Fortunately, technology has made it easier to address some elements of inequity. Something we take almost entirely for granted is how seamless it is with the Internet to discover niche communities, including specialist mental health care providers. There is good reason to believe that Decker might have had better luck finding treatment had he attempted to find therapists via online searches of those who specialize in diversity or multicultural identity. instead of relying on conventional channels provided by his insurance company. Others could follow similar steps. Searching Google for “lgbtq therapy” could yield multiple private practices that specialize in counseling LGBTQ+ people.
For various but powerful historic, regulatory, and economic reasons many licensed private practice therapists are out-of-network when it comes to insurance. Mystery, confusion, and red tape surround the use of out-of-network benefits when it comes to mental health. Thinking back to Decker’s frustrating experience, it’s likely that no one explained to him how out-of-network coverage works. Nor was he likely aware of the affordable therapy options.
Anyone contemplating therapy ought to investigate the intervention thoroughly.
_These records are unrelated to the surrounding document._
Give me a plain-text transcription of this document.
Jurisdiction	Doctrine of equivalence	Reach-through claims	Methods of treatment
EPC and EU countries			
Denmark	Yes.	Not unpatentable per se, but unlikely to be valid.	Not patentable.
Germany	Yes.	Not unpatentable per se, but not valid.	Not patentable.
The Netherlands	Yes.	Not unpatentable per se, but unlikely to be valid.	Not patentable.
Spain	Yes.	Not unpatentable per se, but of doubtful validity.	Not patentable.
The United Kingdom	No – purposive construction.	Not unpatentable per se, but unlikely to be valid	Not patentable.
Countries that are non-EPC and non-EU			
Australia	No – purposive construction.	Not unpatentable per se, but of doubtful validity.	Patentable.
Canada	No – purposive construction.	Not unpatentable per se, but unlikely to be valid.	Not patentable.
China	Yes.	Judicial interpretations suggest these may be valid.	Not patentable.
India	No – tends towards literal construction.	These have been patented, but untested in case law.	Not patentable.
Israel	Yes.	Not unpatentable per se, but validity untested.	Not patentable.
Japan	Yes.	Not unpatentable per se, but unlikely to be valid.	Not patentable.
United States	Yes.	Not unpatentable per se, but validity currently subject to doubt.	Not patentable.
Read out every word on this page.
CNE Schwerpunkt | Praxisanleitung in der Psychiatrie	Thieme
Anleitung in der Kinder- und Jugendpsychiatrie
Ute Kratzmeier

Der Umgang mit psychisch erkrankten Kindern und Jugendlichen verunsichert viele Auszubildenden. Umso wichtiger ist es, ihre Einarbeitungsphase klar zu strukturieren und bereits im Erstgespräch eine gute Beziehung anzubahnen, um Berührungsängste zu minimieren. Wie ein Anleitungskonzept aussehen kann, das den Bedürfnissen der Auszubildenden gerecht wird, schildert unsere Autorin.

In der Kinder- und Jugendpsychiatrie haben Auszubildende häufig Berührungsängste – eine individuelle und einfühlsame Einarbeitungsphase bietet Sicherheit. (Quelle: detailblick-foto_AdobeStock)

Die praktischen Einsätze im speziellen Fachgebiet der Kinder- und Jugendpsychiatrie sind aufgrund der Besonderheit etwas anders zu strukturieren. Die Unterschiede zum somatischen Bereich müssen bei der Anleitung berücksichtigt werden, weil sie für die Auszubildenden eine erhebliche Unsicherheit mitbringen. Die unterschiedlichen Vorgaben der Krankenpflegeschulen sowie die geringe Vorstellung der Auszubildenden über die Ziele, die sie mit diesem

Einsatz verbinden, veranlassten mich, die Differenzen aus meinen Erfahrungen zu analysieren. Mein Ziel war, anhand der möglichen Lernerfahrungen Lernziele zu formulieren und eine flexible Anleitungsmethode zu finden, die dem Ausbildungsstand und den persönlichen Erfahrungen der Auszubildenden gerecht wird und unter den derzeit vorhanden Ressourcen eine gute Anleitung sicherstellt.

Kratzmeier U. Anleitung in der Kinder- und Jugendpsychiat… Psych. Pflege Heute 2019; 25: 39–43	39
That is because choosing a mental health practitioner is no trivial undertaking. Appropriate due diligence is essential to receiving the best possible treatment. Robert Leahy, Ph.D., at Psychology Today made a point to promote cognitive behavioral therapy (CBT) as a highly effective approach worthy of consideration. At the end of the day, any given treatment plan is negotiated between the psychologist and the client, which is why proper background research is so critical. Knowledge is power and those of us who are better informed are more likely to see promising results.
Suffice it to say that the impassioned drumbeat for change surrounding American mental healthcare is well warranted. Things are not as they should be. Accepting the present status quo is tantamount to collective negligence of our family, friends, and neighbors.